Monster Beverage Corp (MNST)
Interest coverage
Dec 31, 2024 | Dec 31, 2023 | Dec 31, 2022 | Dec 31, 2021 | Dec 31, 2020 | ||
---|---|---|---|---|---|---|
Earnings before interest and tax (EBIT) | US$ in thousands | 1,930,290 | 1,884,460 | 1,584,720 | 1,797,470 | 1,633,150 |
Interest expense | US$ in thousands | 59,165 | 115,127 | 12,757 | 54,107 | 53,977 |
Interest coverage | 32.63 | 16.37 | 124.22 | 33.22 | 30.26 |
December 31, 2024 calculation
Interest coverage = EBIT ÷ Interest expense
= $1,930,290K ÷ $59,165K
= 32.63
The interest coverage ratio measures a company's ability to meet its interest obligations on outstanding debt. Looking at the data provided for Monster Beverage Corp, we see a consistent pattern over the past five years.
As of December 31, 2020, the interest coverage ratio stood at 30.26, indicating that the company generated 30.26 times the earnings necessary to cover its interest expenses. This suggests a strong ability to fulfill its interest payments without difficulty.

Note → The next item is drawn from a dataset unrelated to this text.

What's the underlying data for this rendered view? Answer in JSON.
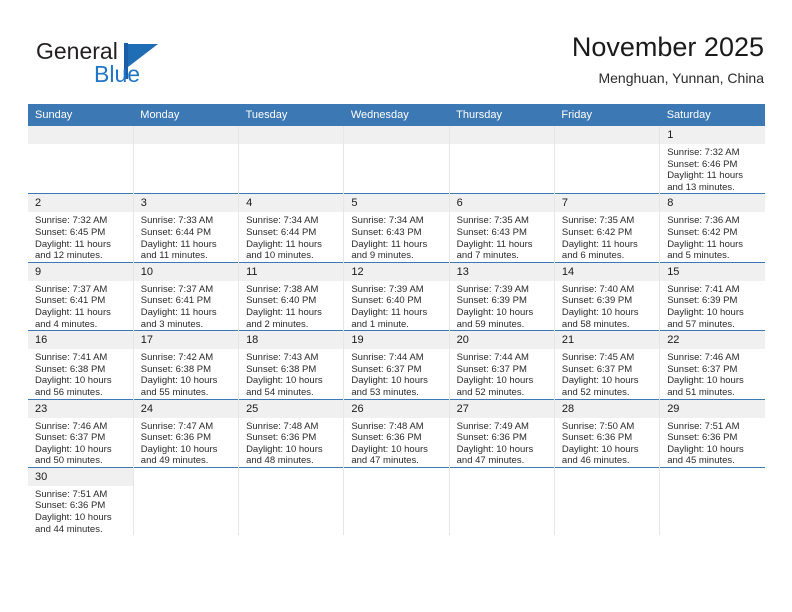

By December 31, 2021, the interest coverage ratio improved further to 33.22, signaling a continued robust financial position with ample earnings relative to interest obligations.
The financial health of Monster Beverage Corp improved significantly by December 31, 2022, as the interest coverage ratio surged to 124.22. This exceptional ratio reflects a substantial increase in earnings relative to interest payments, indicating a very comfortable financial position in terms of meeting debt obligations.
However, by December 31, 2023, there was a notable decline in the interest coverage ratio to 16.37. This decrease suggests that Monster Beverage Corp's earnings were only 16.37 times its interest expenses, indicating a potential strain on the company's ability to comfortably cover its interest payments.
Subsequently, as of December 31, 2024, the interest coverage ratio recovered to 32.63, showing an improvement from the previous year but not reaching the peak levels seen in 2022. Overall, the data reveals fluctuations in Monster Beverage Corp's ability to cover its interest expenses, with periods of strong coverage followed by a slight dip in financial health.